Misalnya saja, pengalaman saya selama kuliah di Kota Kupang-NTT. Entah mengapa, teman-teman kuliah mempunyai asumsi bahwa orang Manggarai -Manggarai itu nama tempat saya berasal-, memiliki kebiasaan makan dengan porsi yang banyak, porsi jumbo, serta jarang menyisakan makanannya. Teman-teman pun, khususnya yang bernama Epy Sedeh, selalu mengejek saya atau orang Manggarai pada umumnya tentang kebiasaan makan yang dihubungkan cerita Injil tadi. Mereka bilang, kenapa saat itu masih sisa 12 bakul ? Jawabannya, karena orang Manggarai tidak hadir saat Yesus mengadakan mujizat tersebut.

Tidak ada (orang Manggarai) yang marah dengan cerita tadi. Malahan ikut tertawa. Teman-teman dari daerah lain lebih puas lagi menertawakan kami. Memang, joke-joke seperti itu sudah dianggap biasa. Kami semua memahami, semuanya itu hanya untuk hiburan, menjalin keakraban antar sesama. Lagi pula, ada juga cerita lucu lain khas masing-masing daerah di NTT.

Asumsi orang Manggarai makan banyak, tentunya belum tentu benar. Namanya juga asumsi, semua orang bisa saja menyimpulkan tidak benar. Faktanya, menurut saya cukup variatif. Saya tidak menutupi kebiasaan kami makan dengan porsi jumbo, seringkali tanpa ada sisa.

Tapi, hal tersebut hanya pada kondisi tertentu saja, dan tidak berlaku bagi semua orang Manggarai. Justru, teman-teman saya tadi yang sering mengolok kebiasaan makan orang Manggarai, bukan main gilanya saat makan. Seringkali saya mengikuti mereka saat menghadiri undangan pesta. Biasanya, nasi menggunung bagaikan gunung Mutis (gunung tertinggi di pulau timor), dipenuhi tumbukan daging dan sayuran di lerengnya. Pokoknya full, kadang-kadang masih bisa tambah lagi jika tuan pesta menawarkan. Jarang sekali mereka menolak untuk menambah. Makanya saya tidak begitu peduli kalau mereka mulai mengejek dengan cerita di atas tadi, toh mereka juga faktanya lebih parah.

Ternyata bukan hanya orang Manggarai

Cerita tentang mengapa ada sisa 12 bakul tadi, ternyata bukan hanya ada di NTT. Banyak versi lain di berbagai daerah. Misalnya saja, saat kemarin saya mengikuti misa, Pastor yang memimpin ibadat ekaristi memiliki cerita versi lain.
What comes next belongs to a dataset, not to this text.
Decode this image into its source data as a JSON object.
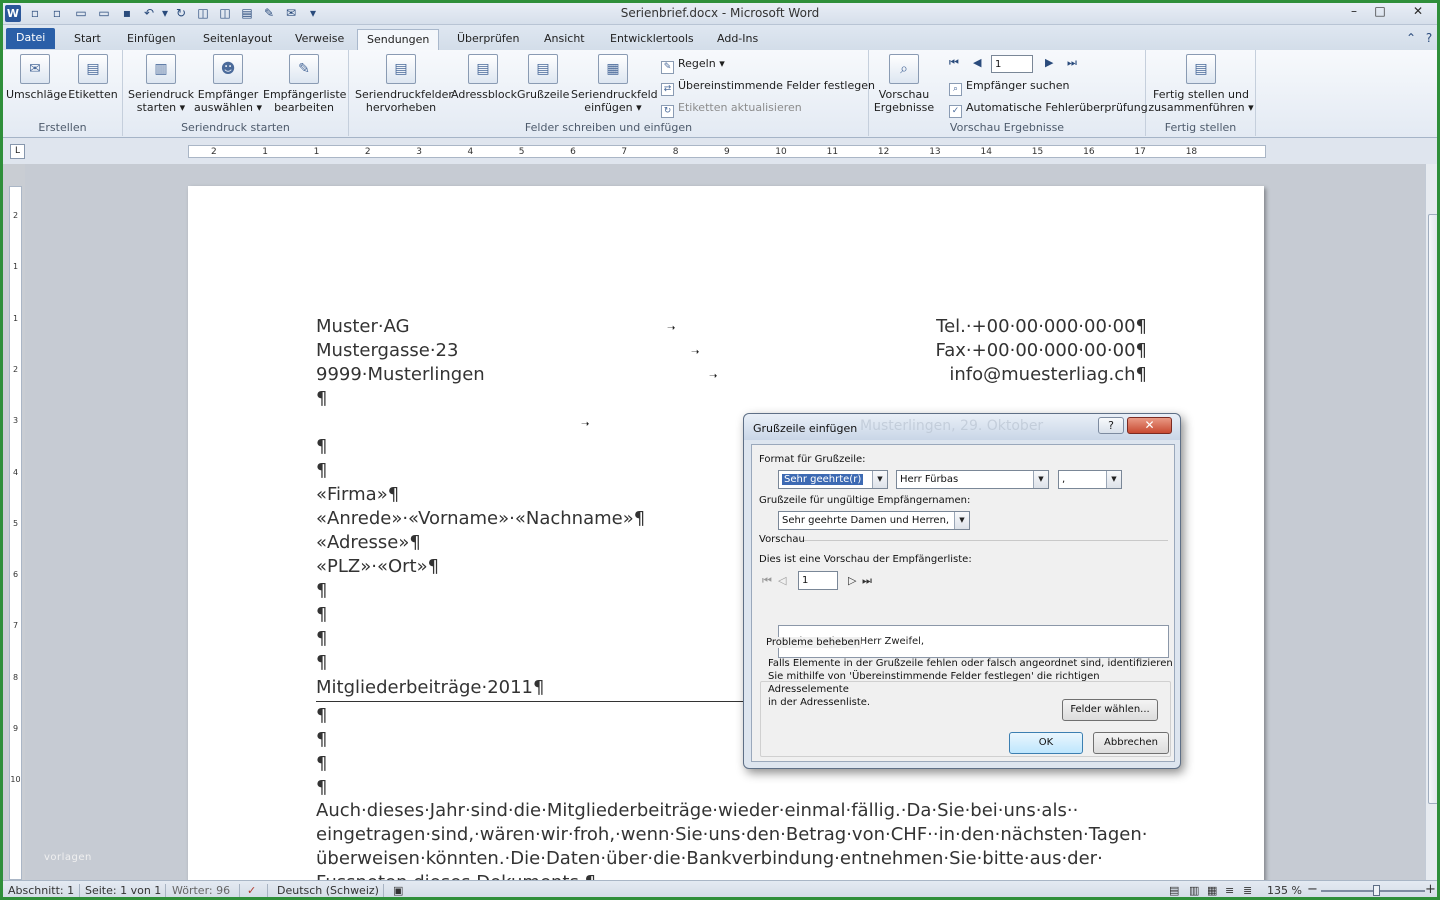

Pastor tadi, tidak bertugas di Paroki St. Arnoldus-Bekasi. Beliau hanya sebagai Pastor tamu yang diminta memimpin ibadat ekaristi hari minggu. Dia bertugas di salah satu paroki wilayah Nunukan-Kalimantan Utara. Selain bertamu, beliau bersama tim memiliki tujuan khusus hadir di Bekasi. Katanya, di wilayah mereka melayani umat, kondisi gereja sudah tidak memungkinkan lagi menampung umat yang semakin banyak. Maka dari itu, mereka mencoba meminta sesama umat katolik di berbagai wilayah, termasuk Bekasi, agar bisa menyumbangkan seiklasnya untuk biaya pembangunan gereja di sana. Oh ia, nama Pastor tadi adalah Lukas.

Kembali lagi cerita Injil tadi. Saat Pastor Lukas berkhotbah, beliau juga menyelipkan cerita yang mirip dengan kisah orang Manggarai tadi. Kali ini beliau mengangkat cerita dari wilayah Toba, Sumatera Utara. Menurut penuturan beliau, seringkali melakukan pelayanan ke wilayah tersebut. Pastor Lukas tahu betul kebiasaan masyarakat di sana.
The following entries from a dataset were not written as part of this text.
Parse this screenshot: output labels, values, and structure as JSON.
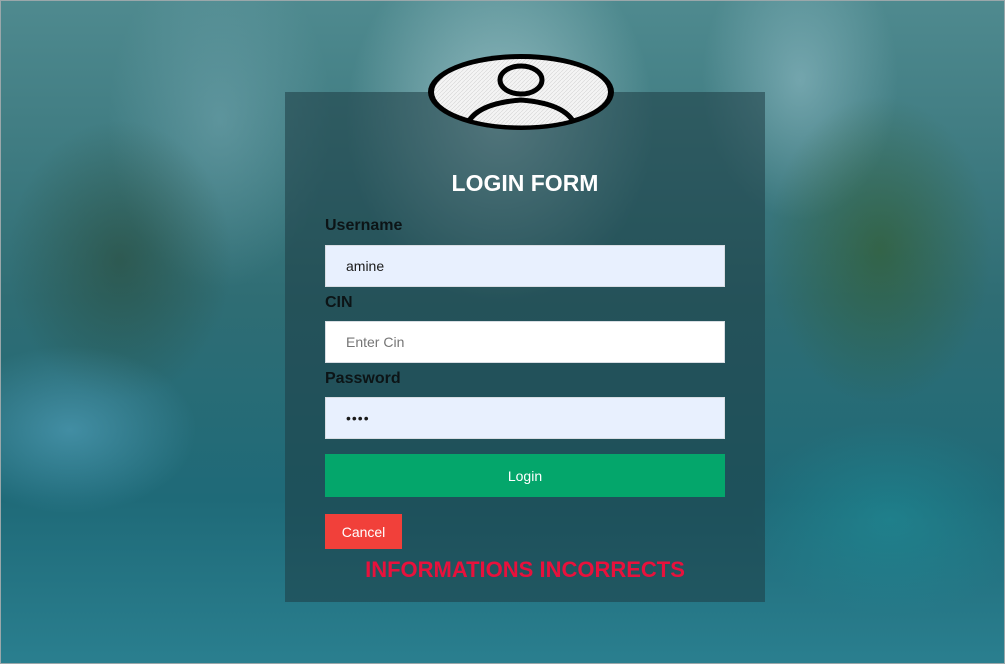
{
  "form": {
    "title": "LOGIN FORM",
    "username": {
      "label": "Username",
      "value": "amine",
      "placeholder": ""
    },
    "cin": {
      "label": "CIN",
      "value": "",
      "placeholder": "Enter Cin"
    },
    "password": {
      "label": "Password",
      "value": "••••",
      "placeholder": ""
    },
    "login_label": "Login",
    "cancel_label": "Cancel",
    "error_message": "INFORMATIONS INCORRECTS"
  },
  "icons": {
    "avatar": "user-avatar-icon"
  },
  "colors": {
    "login_button": "#04a66b",
    "cancel_button": "#f1403a",
    "error_text": "#e8113c",
    "autofill_bg": "#e8f0fe"
  }
}
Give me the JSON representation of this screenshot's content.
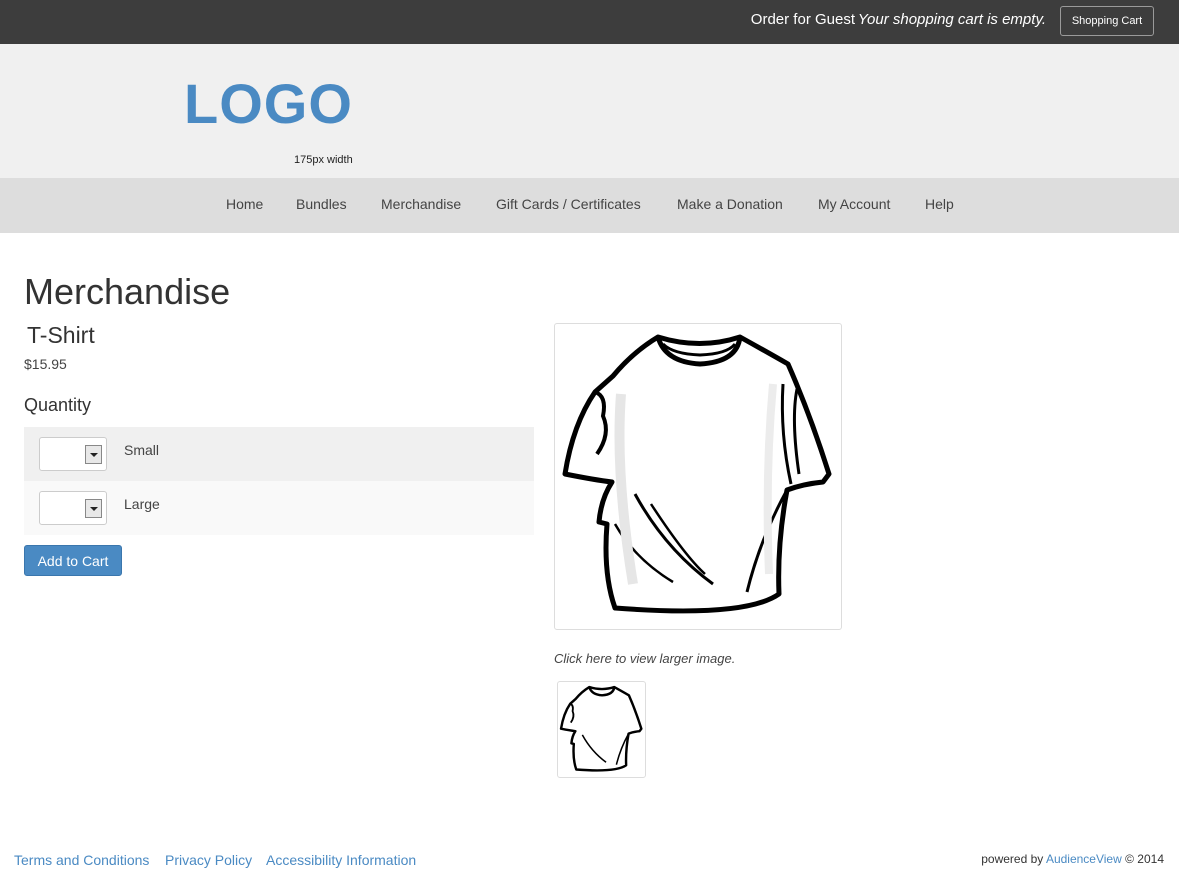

Pastor Lukas berujar, tidak mungkin Yesus bisa buat mujizat tadi di wilayah Toba. Pasalnya, jika dilakukan di sana, maka tidak akan ada kisah adanya sisa 12 bakul. Mengapa itu bisa terjadi ? 

Ternyata, masyarakat di sana memiliki kebiasaan membukus makanan sisa untuk dibawa pulang. Setiap ada hajatan apapun, mereka sering kali menyediakan kantong plastik guna membungkus makanan sisa. Sehingga, bisa dipastikan tidak mungkin ada yang tersisa.

Pembaca, itulah beberapa cerita yang pernah saya dengar berkaitan cerita Injil tersebut. Saya percaya masih banyak versi lain dari berbagai daerah. Jika Anda memiki versi lain, mungkin bisa menceritakannya pada kolom komentar.

Apa pun cerita yang muncul mengenai makan, saya tetap tegaskan, makan itu sangat penting. Kalo tidak makan, mana mungkin kita memiliki tenaga untuk beraktivitas. Tapi, dalam makan-memakan, cobalah makan secara bijak. Maksudnya, masukan nutrisi tidak boleh berlebih atau kurang dari kebutuhan. Usahakan seimbang sesuai kebutuhan tubuh.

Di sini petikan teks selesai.